Rakesh has struggled with acute dyslexia all his life. Throughout school, he was considered to be a bad student. Teachers were harsh with him and soon gave up on him. His parents spent years fretting about whether there was something wrong with their son. “I sounded really smart when I spoke,” he explains, “but I couldn’t read or write to save my life. They all believed that I was stupid.” He says this with a jovial smile, but pain breaks through.

“He’d almost started to believe it himself, by the time he met me,” Preethi recounts. Their love story is the kind which defies stigma that crushes the forever-after dreams of lovers.

“You know what’s special about diamonds?” Preethi asks, and then answers, “You can’t make them happen. They are those rare gifts nature bestows on us, and you cherish them like a family heirloom because they hold intrinsic value which you cannot create artificially. Our love is like that.”  Couples like Preethi and Rakesh find love that is like a natural diamond in the rough – precious, real, miraculous, and relentlessly bright. For them, their love is not made of calendar events, but of unique memories which hold immense emotional value.

To love Rakesh, Preeti had to ignore a lot of things - sneers from college mates who said that Rakesh was "slow", opinions of her elders that he would never amount to anything, and the stigma associated with learning disability to stand by and support the man she loves.

She knew that real love is impossible to mistake, and is powerful enough to undergo intense heat and pressure, and come out the other side stronger and sparkling like a natural gem.

Rakesh’s parents wanted him to stop studying after school, but Rakesh wanted to keep learning. He convinced them somehow, and within a year, Rakesh was shocking them all by getting above average grades, doing better than many others in his class. All thanks to Preeti. “I had a professor in my first year who suggested I apply for a test writer. And that’s how I got to know Preethi. The first test that she wrote for me was-”

“Like magic,” Preethi cuts in. They have a moment of eye contact that could melt a glacier. She continues, “I felt the magic, too.” Rakesh's eyes sparkle as he tells me how he asked her to marry him. “It was one of the last exams I’d ever take. She was so used to writing for me by then that she didn’t even notice when I said, ‘And therefore, my conclusion to this essay is to ask Preeti to marry me.’”

Preeti laughs. “It took me a full minute to realise what he’d said! And then I wrote “YES” on the back of his question paper.”

She had to wade through the disapproval of several people, but the rare bond she had formed with him was so strong, that breaking it was never an option. “Sometimes, I can’t believe we’ve made it. That we’re finally getting married,” Preeti says, radiant in her red bridal lehenga at her wedding.

“I can believe it.

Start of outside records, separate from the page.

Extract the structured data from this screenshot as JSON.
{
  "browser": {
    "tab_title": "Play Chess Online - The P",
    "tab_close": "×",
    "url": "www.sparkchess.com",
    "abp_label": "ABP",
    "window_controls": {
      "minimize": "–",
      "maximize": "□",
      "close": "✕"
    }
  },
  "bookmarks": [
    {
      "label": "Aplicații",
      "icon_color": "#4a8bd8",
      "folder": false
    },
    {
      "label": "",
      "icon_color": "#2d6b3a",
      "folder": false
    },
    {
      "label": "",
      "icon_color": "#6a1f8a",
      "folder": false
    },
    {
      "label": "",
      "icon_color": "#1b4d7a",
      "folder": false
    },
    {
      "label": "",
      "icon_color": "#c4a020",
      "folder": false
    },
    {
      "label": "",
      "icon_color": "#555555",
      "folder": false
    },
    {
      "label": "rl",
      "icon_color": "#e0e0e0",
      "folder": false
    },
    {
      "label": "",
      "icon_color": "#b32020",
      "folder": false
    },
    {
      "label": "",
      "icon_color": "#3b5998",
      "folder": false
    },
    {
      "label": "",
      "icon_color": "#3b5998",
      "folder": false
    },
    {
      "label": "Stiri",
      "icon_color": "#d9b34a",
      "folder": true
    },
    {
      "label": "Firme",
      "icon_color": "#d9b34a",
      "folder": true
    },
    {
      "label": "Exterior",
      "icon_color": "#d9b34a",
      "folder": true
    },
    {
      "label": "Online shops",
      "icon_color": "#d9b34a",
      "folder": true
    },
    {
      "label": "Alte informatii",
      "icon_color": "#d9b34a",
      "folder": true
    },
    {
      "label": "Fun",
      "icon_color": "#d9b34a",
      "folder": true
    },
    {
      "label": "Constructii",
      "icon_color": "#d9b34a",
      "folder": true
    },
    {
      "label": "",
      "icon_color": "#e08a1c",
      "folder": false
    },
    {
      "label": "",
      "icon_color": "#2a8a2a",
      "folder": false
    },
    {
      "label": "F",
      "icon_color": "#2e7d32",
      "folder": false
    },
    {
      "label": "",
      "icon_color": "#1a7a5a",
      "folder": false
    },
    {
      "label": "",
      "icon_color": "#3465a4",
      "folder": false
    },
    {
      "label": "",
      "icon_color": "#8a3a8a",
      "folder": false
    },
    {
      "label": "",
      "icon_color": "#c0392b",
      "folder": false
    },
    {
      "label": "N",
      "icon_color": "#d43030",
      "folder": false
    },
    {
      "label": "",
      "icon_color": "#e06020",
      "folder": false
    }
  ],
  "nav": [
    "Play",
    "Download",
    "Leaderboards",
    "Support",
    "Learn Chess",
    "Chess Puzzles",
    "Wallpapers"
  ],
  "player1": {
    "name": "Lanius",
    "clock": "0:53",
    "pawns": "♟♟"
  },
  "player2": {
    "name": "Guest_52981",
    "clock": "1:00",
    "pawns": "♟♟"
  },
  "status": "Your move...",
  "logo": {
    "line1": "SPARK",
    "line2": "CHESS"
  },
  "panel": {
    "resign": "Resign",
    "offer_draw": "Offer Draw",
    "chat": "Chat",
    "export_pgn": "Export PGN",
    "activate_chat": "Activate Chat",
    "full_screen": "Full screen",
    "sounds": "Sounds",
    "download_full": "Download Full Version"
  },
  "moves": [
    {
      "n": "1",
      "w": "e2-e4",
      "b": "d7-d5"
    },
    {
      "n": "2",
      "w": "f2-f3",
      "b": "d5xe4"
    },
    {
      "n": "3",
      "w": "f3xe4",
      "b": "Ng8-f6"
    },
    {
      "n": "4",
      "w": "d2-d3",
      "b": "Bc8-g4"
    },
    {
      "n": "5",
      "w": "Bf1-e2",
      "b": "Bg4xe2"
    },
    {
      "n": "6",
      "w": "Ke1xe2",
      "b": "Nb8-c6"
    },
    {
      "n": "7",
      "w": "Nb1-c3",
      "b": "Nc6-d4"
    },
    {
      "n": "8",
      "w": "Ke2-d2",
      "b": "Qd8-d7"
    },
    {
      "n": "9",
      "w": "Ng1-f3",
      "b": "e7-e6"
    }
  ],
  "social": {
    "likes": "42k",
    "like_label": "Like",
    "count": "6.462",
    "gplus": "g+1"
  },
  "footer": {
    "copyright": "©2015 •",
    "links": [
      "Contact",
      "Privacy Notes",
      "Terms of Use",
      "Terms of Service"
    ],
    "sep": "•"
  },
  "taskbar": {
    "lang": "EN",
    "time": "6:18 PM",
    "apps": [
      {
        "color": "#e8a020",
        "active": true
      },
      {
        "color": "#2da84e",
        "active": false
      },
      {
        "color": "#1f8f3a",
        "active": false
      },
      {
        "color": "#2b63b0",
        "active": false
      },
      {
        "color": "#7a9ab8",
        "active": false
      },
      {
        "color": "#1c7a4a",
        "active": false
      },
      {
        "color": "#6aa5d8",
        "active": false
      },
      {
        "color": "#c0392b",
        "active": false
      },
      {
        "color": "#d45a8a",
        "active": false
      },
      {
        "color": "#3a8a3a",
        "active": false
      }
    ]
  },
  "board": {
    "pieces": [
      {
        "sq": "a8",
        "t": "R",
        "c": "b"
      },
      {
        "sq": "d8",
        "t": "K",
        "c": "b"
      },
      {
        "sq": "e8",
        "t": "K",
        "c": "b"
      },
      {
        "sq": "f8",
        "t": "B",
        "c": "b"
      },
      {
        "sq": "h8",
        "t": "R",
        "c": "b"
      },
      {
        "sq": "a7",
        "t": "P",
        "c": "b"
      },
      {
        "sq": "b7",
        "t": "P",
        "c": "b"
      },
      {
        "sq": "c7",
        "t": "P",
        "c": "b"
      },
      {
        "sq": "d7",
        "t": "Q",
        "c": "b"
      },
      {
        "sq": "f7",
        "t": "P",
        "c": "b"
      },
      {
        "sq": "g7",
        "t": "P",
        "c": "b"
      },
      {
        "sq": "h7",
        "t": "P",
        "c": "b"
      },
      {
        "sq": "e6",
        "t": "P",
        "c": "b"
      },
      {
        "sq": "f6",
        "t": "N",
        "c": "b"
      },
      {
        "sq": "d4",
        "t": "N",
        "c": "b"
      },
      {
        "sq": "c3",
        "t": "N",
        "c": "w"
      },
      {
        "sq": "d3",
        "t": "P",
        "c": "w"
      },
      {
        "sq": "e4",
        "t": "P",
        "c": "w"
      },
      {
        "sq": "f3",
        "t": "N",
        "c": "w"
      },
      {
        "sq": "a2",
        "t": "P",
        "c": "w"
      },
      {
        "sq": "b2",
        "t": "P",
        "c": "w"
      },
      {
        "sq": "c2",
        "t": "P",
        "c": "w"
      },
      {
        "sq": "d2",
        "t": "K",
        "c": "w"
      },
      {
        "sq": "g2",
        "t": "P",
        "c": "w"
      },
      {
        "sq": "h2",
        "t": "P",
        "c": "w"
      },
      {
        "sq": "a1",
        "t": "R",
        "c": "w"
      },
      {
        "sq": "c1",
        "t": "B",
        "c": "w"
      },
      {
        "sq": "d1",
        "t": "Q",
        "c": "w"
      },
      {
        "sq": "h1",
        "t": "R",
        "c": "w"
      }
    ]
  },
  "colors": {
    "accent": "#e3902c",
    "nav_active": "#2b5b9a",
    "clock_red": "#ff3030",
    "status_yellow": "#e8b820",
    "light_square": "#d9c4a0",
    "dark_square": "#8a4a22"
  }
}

I knew I would make you mine,” Rakesh tells her, looking dapper in his steel blue suit, “I may get my letters and numbers mixed up sometimes, but I’ve never been confused about you.”

Love that beats the odds

As the couple begins a beautiful waltz at their wedding, Murali and Anita sit down to eat near the buffet counters. Murali is Rakesh’s uncle, and Anita needs barely any prodding to begin narrating their story.

“It’s the same thing, whether it’s with me and Murali, or with our nephew and Preeti. Love is stunning and strongest when it’s true. You can’t go wrong when you have the real thing. It’s like a diamond - it becomes more precious due to pressure. When you know you can stick it out through the hardest of life’s moments, everything else becomes as easy as breathing,” Anita says.

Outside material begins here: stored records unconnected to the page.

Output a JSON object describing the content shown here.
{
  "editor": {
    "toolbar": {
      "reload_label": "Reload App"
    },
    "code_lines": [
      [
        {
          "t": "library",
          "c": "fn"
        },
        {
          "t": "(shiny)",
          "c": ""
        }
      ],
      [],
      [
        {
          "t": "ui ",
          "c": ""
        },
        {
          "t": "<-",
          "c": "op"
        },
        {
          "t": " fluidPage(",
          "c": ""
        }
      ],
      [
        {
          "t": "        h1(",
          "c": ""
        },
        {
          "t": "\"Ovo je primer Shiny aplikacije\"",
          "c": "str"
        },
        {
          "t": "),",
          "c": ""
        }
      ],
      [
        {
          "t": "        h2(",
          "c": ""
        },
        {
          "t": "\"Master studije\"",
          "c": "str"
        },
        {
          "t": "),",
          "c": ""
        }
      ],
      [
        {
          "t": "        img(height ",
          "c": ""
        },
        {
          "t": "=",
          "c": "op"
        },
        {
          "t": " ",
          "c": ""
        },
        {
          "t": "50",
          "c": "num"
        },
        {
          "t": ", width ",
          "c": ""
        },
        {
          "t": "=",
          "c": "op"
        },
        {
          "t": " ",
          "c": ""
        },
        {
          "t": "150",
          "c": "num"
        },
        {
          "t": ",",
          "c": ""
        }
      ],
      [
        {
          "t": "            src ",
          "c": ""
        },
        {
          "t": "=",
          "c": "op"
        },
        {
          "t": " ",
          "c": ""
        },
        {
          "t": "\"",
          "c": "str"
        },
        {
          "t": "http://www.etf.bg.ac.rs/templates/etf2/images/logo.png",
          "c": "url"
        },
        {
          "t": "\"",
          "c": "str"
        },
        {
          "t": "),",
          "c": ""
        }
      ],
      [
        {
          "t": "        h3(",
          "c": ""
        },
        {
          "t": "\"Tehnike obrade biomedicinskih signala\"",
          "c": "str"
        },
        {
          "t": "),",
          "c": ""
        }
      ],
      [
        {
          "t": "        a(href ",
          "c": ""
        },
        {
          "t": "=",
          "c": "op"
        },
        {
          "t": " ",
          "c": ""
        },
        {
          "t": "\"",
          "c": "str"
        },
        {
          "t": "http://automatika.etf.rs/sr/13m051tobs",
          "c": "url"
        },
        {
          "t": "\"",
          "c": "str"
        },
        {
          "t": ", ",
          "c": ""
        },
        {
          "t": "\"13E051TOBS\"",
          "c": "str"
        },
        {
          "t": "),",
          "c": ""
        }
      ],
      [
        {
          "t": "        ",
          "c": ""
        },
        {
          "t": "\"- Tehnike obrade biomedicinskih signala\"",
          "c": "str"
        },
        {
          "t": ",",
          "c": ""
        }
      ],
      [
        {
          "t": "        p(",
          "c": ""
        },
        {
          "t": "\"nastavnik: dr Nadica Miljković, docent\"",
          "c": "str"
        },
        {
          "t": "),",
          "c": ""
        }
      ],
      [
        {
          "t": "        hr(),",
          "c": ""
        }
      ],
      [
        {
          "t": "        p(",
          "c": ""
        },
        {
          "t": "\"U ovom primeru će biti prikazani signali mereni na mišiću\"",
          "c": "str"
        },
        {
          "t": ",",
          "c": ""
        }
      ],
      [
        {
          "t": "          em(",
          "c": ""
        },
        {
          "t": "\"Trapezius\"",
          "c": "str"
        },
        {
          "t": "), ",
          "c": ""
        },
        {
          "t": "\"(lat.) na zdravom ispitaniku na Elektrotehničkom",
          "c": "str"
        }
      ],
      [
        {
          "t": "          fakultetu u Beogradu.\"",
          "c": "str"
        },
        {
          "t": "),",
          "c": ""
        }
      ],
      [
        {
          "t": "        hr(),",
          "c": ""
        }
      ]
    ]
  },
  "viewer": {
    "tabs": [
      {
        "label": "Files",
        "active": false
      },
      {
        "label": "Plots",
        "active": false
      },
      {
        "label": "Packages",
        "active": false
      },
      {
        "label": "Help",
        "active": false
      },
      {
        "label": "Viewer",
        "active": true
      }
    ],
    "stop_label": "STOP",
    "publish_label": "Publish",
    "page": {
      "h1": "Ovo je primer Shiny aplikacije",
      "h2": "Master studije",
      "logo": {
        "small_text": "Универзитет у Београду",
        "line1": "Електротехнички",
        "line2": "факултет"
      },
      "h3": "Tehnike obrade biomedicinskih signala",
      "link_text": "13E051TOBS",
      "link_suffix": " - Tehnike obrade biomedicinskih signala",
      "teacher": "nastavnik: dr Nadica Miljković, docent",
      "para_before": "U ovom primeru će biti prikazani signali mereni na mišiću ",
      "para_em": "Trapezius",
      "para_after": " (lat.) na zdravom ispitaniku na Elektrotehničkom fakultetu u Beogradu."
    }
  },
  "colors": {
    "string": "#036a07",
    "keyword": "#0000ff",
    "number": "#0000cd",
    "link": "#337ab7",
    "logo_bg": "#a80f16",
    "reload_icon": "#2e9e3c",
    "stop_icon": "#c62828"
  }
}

“He and I were neighbours. My parents were new to the city. He and his family had lived there all their lives. He fell in love with me the day I moved in, or so he says,” Anita recounts. “It was her hair!” Murali interjects. “I’d never seen a girl with hair that long and shiny. I couldn’t stop looking at her.”

“I was only 22, and my parents were very, very strict. So, we had a relationship in secret. He would ride past my gate on his bike and rev the engine to tell me he was thinking of me. I would leave jasmine flowers on his compound wall every evening,” she recounts.

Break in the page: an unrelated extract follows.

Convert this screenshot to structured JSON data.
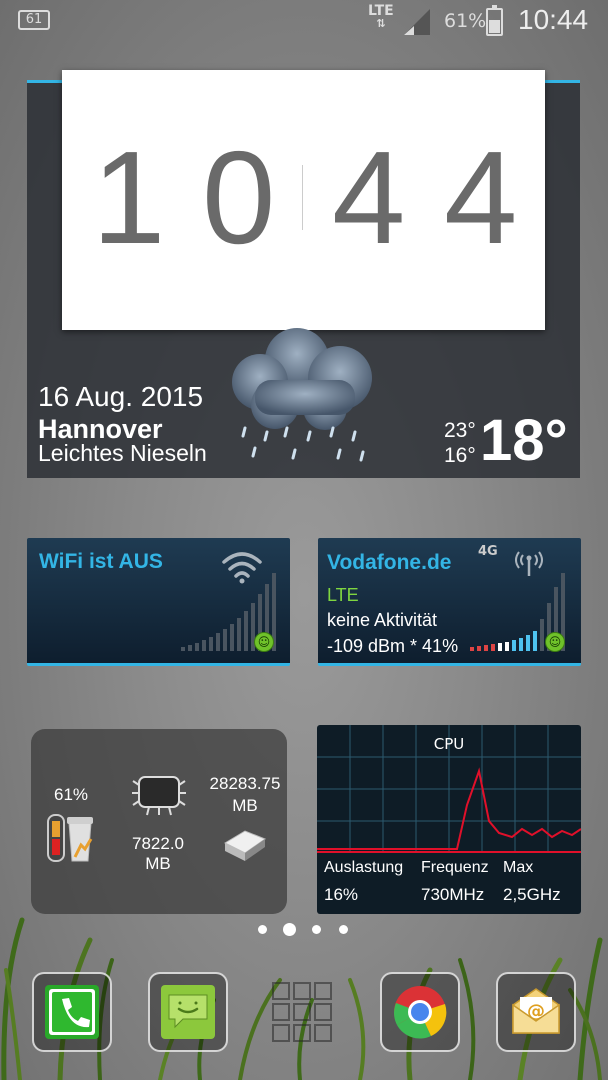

“We went on like this for two years. We knew that the rarest, most amazing things take time and effort. Real love too can take several years to shape up,” she says. 

“When Murali was 28 and I was 24, I knew I wanted to spend the rest of my life with him, but-” Anita lowers her eyes. There is a moment of quiet before Murali continues, “My parents had found somebody else who they felt was better suited for me, because her family had status and money. My father… He threatened to cut me off from the whole family if I went against them. I begged them to at least meet Anita and her family. But they refused.”

“I told my parents they could start searching for a husband for me,” Anita says, sounding sombre. “I didn’t want Murali to give up his family for me. He’d still rev his bike as he rode past my gate but I forced myself to ignore him.” Murali laughs, “She didn’t get it! I was still doing that to show her that I hadn’t given up! I was still fighting for us.”

“Finally, one day, I told the truth to the other girl my parents had found for me, and I sat my father down and told him how I felt about her. It was hard in those days, there was a lot of emotional upheaval, but they finally accepted,” Murali says.

“And then he came for me, with an armful of flowers,” Anita says, touching her hair - an elegant bun wrapped in a string of fresh, sweet-smelling jasmine.

"I was the one Rakesh came to when he wanted to go against his father to marry Preeti," Murali confides. "That's another thing about finding real love and fighting to keep it, you get to pass it on to the next generation like a precious heirloom. I was able to help them find what I found with Anita."